Seventeen chip makers, consumer electronics companies and one software vendor, Microsoft, have banded together to create a standard for multi-gigabit, short-range wireless networking.
The new spec by Gigabit Wireless Alliance (WiGig) is all about speed: using the 60GHz frequency to achieve a data rate of up to 6Gbps, with actual maximum throughput of just over 5Gbps. A low-power option, aimed at mobile and battery-powered devices, will have a minimum throughput of 1Gbps. That compares to about 150-180Mbps throughput for today's typical 802.11n WLAN using 3 transmit and 3 receive antennas. The Alliance plans to have the first draft of the spec available by year-end.
The 60GHz band has been the focus of much recent research and technology demonstrations over the past two years. In early 2008, the WirelessHD consortium unveiled a specification for streaming high definition video, for example between a BlueRay disc player and a flat screen TV. Last year, Australian researchers showed a CMOS chip that bettered the performance of the WirelessHD silicon from SiBeam.
The WiGig spec will use the 60GHz band, which is an unlicensed frequency available worldwide, a key consideration for product vendors seeking global markets. Just as importantly, the frequency has been allocated a big chunk of bandwidth: 7GHz in the U.S., and as much as 9GHz in some other countries, says Bill McFarland, CTO for chipmaker Atheros Communications, one of the founding WiGig members.
"Because we can use such a large swath of the spectrum, we can get very high data rates," he says. Among other things, those frequency characteristics would let WiGig radios stream uncompressed high quality video.
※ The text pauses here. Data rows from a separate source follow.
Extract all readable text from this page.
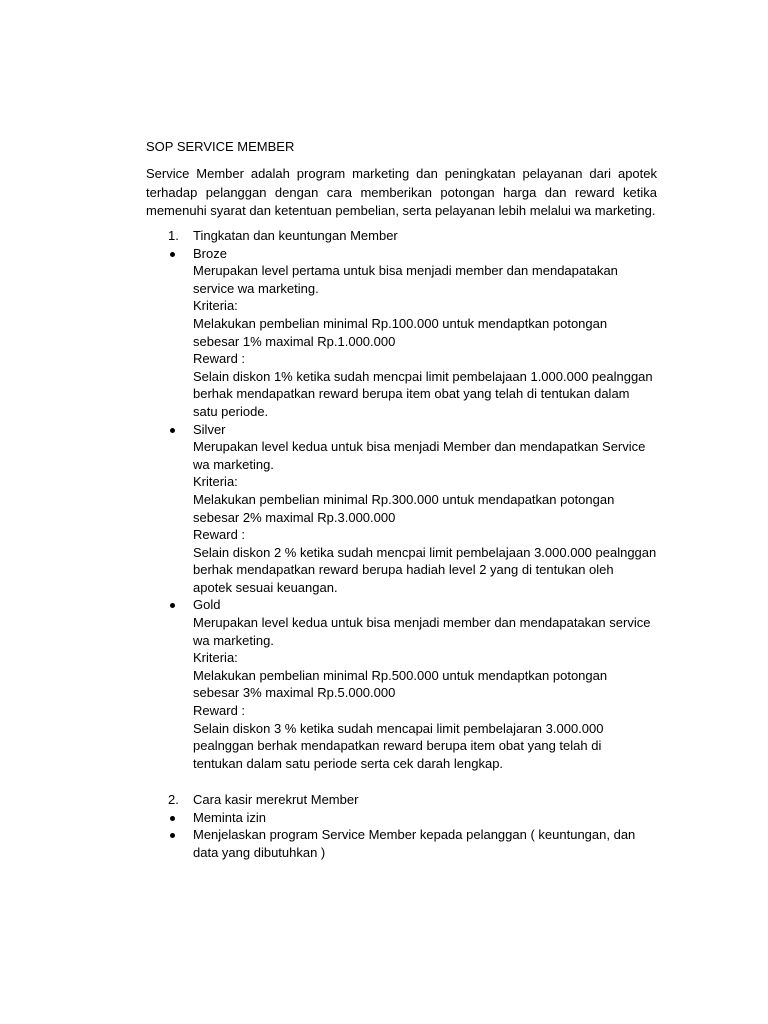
SOP SERVICE MEMBER
Service Member adalah program marketing dan peningkatan pelayanan dari apotek
terhadap pelanggan dengan cara memberikan potongan harga dan reward ketika
memenuhi syarat dan ketentuan pembelian, serta pelayanan lebih melalui wa marketing.
1. Tingkatan dan keuntungan Member
Broze
Merupakan level pertama untuk bisa menjadi member dan mendapatakan
service wa marketing.
Kriteria:
Melakukan pembelian minimal Rp.100.000 untuk mendaptkan potongan
sebesar 1% maximal Rp.1.000.000
Reward :
Selain diskon 1% ketika sudah mencpai limit pembelajaan 1.000.000 pealnggan
berhak mendapatkan reward berupa item obat yang telah di tentukan dalam
satu periode.
Silver
Merupakan level kedua untuk bisa menjadi Member dan mendapatkan Service
wa marketing.
Kriteria:
Melakukan pembelian minimal Rp.300.000 untuk mendapatkan potongan
sebesar 2% maximal Rp.3.000.000
Reward :
Selain diskon 2 % ketika sudah mencpai limit pembelajaan 3.000.000 pealnggan
berhak mendapatkan reward berupa hadiah level 2 yang di tentukan oleh
apotek sesuai keuangan.
Gold
Merupakan level kedua untuk bisa menjadi member dan mendapatakan service
wa marketing.
Kriteria:
Melakukan pembelian minimal Rp.500.000 untuk mendaptkan potongan
sebesar 3% maximal Rp.5.000.000
Reward :
Selain diskon 3 % ketika sudah mencapai limit pembelajaran 3.000.000
pealnggan berhak mendapatkan reward berupa item obat yang telah di
tentukan dalam satu periode serta cek darah lengkap.
2. Cara kasir merekrut Member
Meminta izin
Menjelaskan program Service Member kepada pelanggan ( keuntungan, dan
data yang dibutuhkan )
The 60GHz band also is largely unused, compared for example to the 2.4GHz band, which is crowded with 802.11bg, Bluetooth, microwave, and other applications. The multi-gigabit link could be used for storing video on network-attached storage and streaming it to a flat panel display or PC, transferring lots of images, and synchronizing hard drives between devices.
A wide range of products could make use of it. Alliance members see WiGig radios being integrated with a wide range of computer, networking, and consumer electronics products, including mobile devices. Because of the higher frequency, the radios based on the WiGig spec would have limited range, being used to inter-connect devices in a single room.
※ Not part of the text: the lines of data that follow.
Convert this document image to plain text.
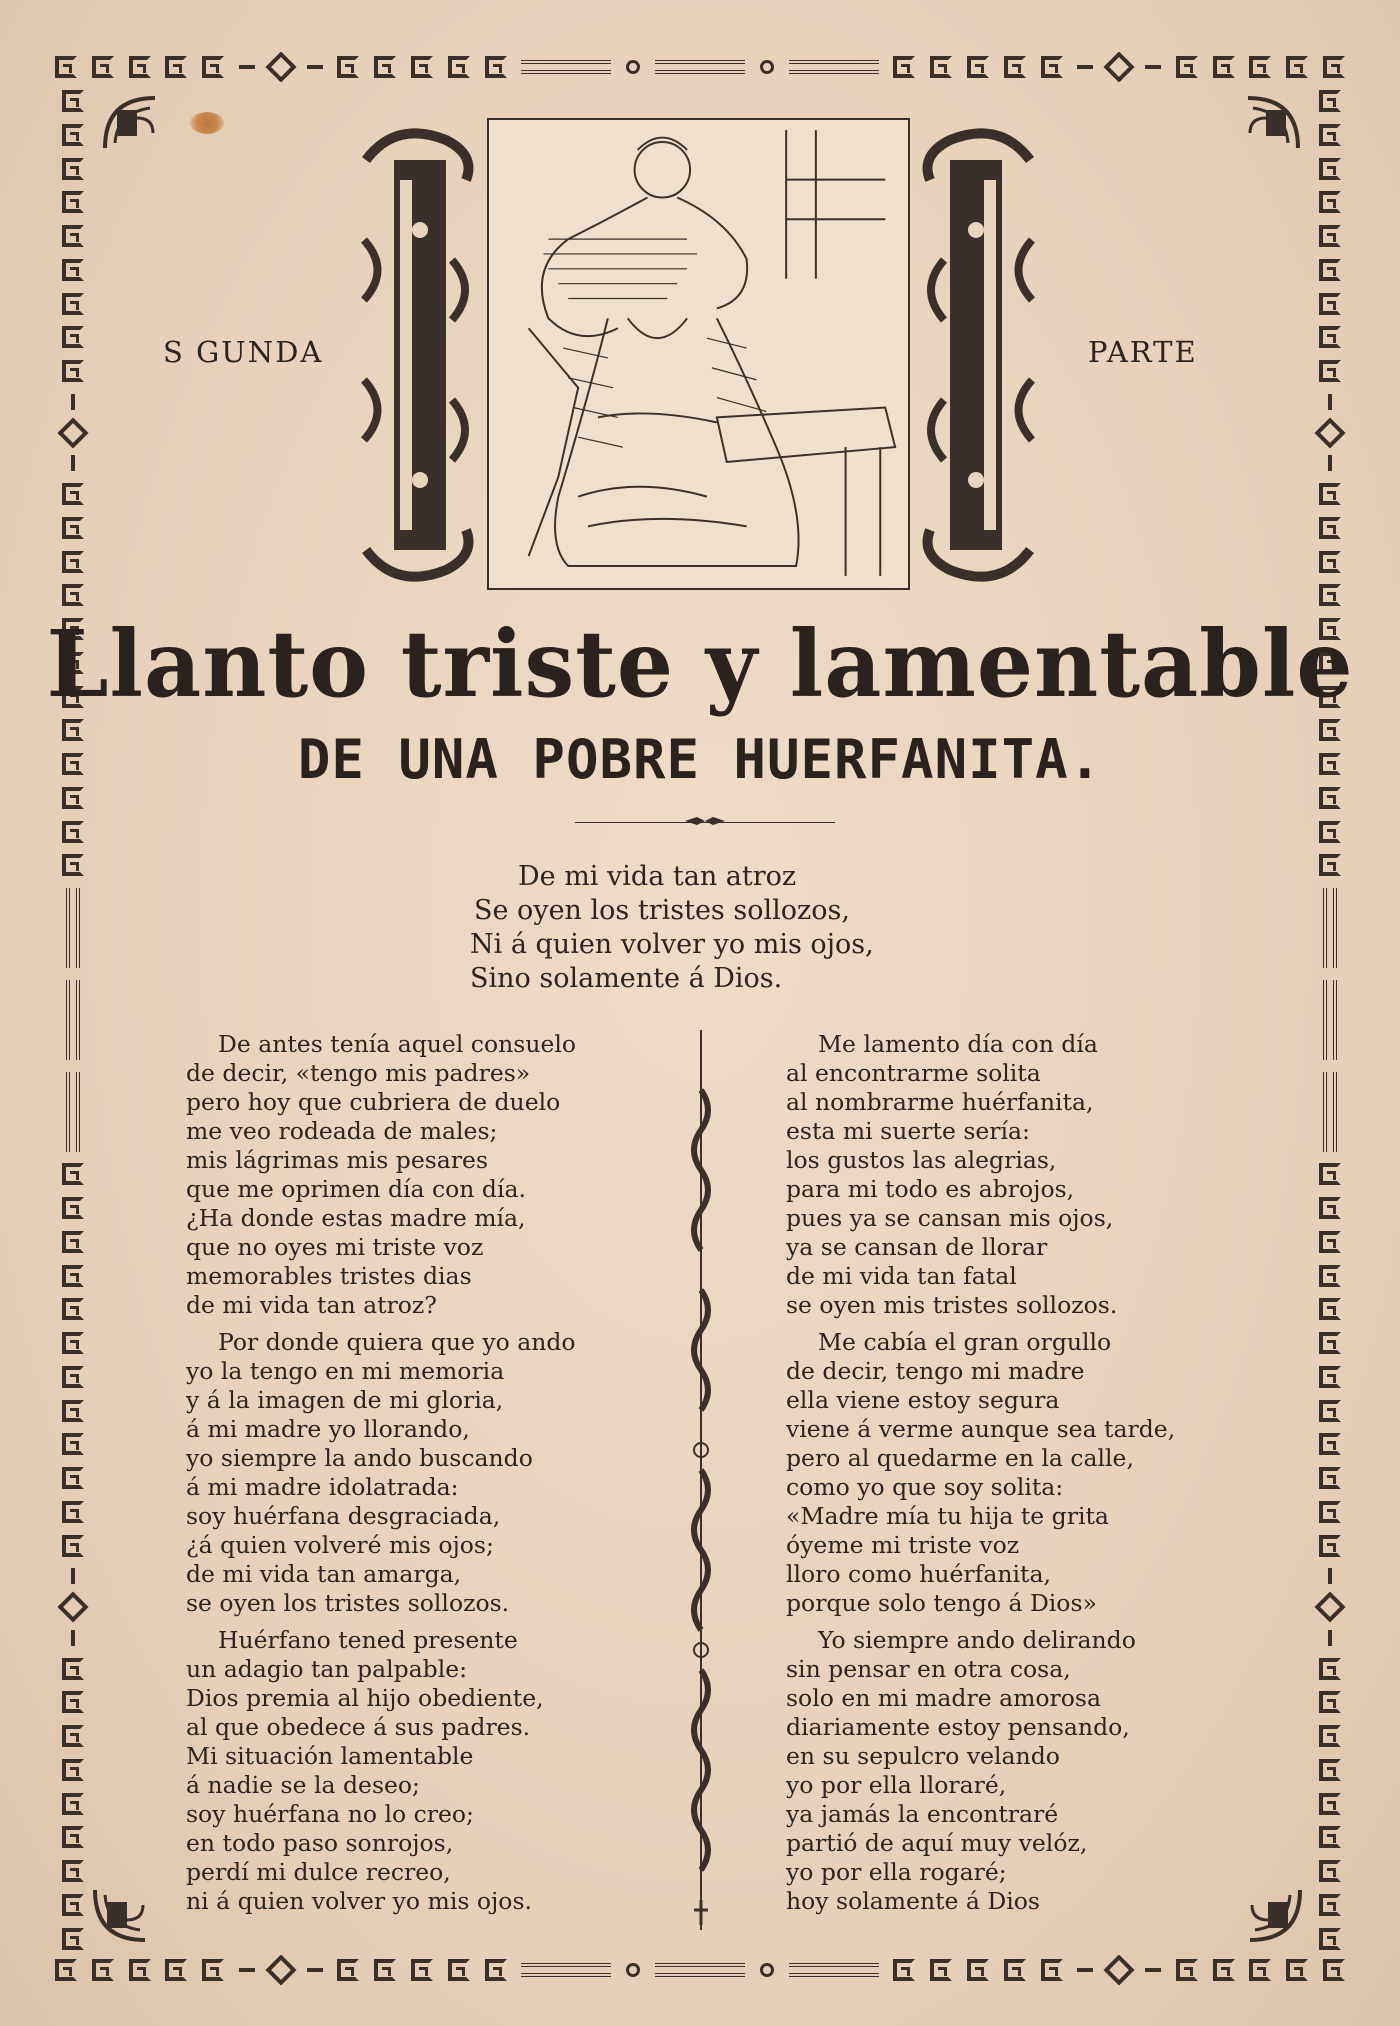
S GUNDA	PARTE
Llanto triste y lamentable
DE UNA POBRE HUERFANITA.
De mi vida tan atroz
Se oyen los tristes sollozos,
Ni á quien volver yo mis ojos,
Sino solamente á Dios.
De antes tenía aquel consuelo
de decir, «tengo mis padres»
pero hoy que cubriera de duelo
me veo rodeada de males;
mis lágrimas mis pesares
que me oprimen día con día.
¿Ha donde estas madre mía,
que no oyes mi triste voz
memorables tristes dias
de mi vida tan atroz?
Por donde quiera que yo ando
yo la tengo en mi memoria
y á la imagen de mi gloria,
á mi madre yo llorando,
yo siempre la ando buscando
á mi madre idolatrada:
soy huérfana desgraciada,
¿á quien volveré mis ojos;
de mi vida tan amarga,
se oyen los tristes sollozos.
Huérfano tened presente
un adagio tan palpable:
Dios premia al hijo obediente,
al que obedece á sus padres.
Mi situación lamentable
á nadie se la deseo;
soy huérfana no lo creo;
en todo paso sonrojos,
perdí mi dulce recreo,
ni á quien volver yo mis ojos.
Me lamento día con día
al encontrarme solita
al nombrarme huérfanita,
esta mi suerte sería:
los gustos las alegrias,
para mi todo es abrojos,
pues ya se cansan mis ojos,
ya se cansan de llorar
de mi vida tan fatal
se oyen mis tristes sollozos.
Me cabía el gran orgullo
de decir, tengo mi madre
ella viene estoy segura
viene á verme aunque sea tarde,
pero al quedarme en la calle,
como yo que soy solita:
«Madre mía tu hija te grita
óyeme mi triste voz
lloro como huérfanita,
porque solo tengo á Dios»
Yo siempre ando delirando
sin pensar en otra cosa,
solo en mi madre amorosa
diariamente estoy pensando,
en su sepulcro velando
yo por ella lloraré,
ya jamás la encontraré
partió de aquí muy velóz,
yo por ella rogaré;
hoy solamente á Dios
The Alliance members will be actively involved in the work of the IEEE's 802.11ad task group, which was recently formed to draft a multi-gigabit WLAN standard for 60GHz. Alliance members foresee a seamless handoff between the short-range 60GHz connections and today's longer-range Wi-Fi access points, which can cover an entire home.
Eventually, the multi-gigabit 802.11ad standard will support WLAN connections in the 2.4, 5, and 60GHz bands all on a single chip, says Mark Grodzinsky, vice president of marketing for Wilocity, an Israeli silicon startup with U.S. offices in Portland, Ore., and a WiGig founder.
The initial board of directors is drawn from 13 founding companies, including leading chip vendors like Atheros, Broadcom and Intel, computer companies such as Dell, and makers of mobile devices and consumer electronics like LG Electronics, Nokia, and Panasonic. There are four other "contributors", all chip vendors, including NXP and STM Electronics.
The Alliance plans to work closely with the recently launched IEEE 802.11ad task group, which has begun work on a formal multi-gigabit WLAN standard based on the 60GHz band.
An array of companies have been demonstrating short-range, gigabit connectivity, for example, wirelessly streaming high-definition video to a big flat panel display.
The new alliance is an effort to unite as wide a range of vendors as possible behind a unified standard, as soon as possible, says McFarland. The Alliance plans to ensure interoperability among a highly diverse group of products through a full testing and certification program.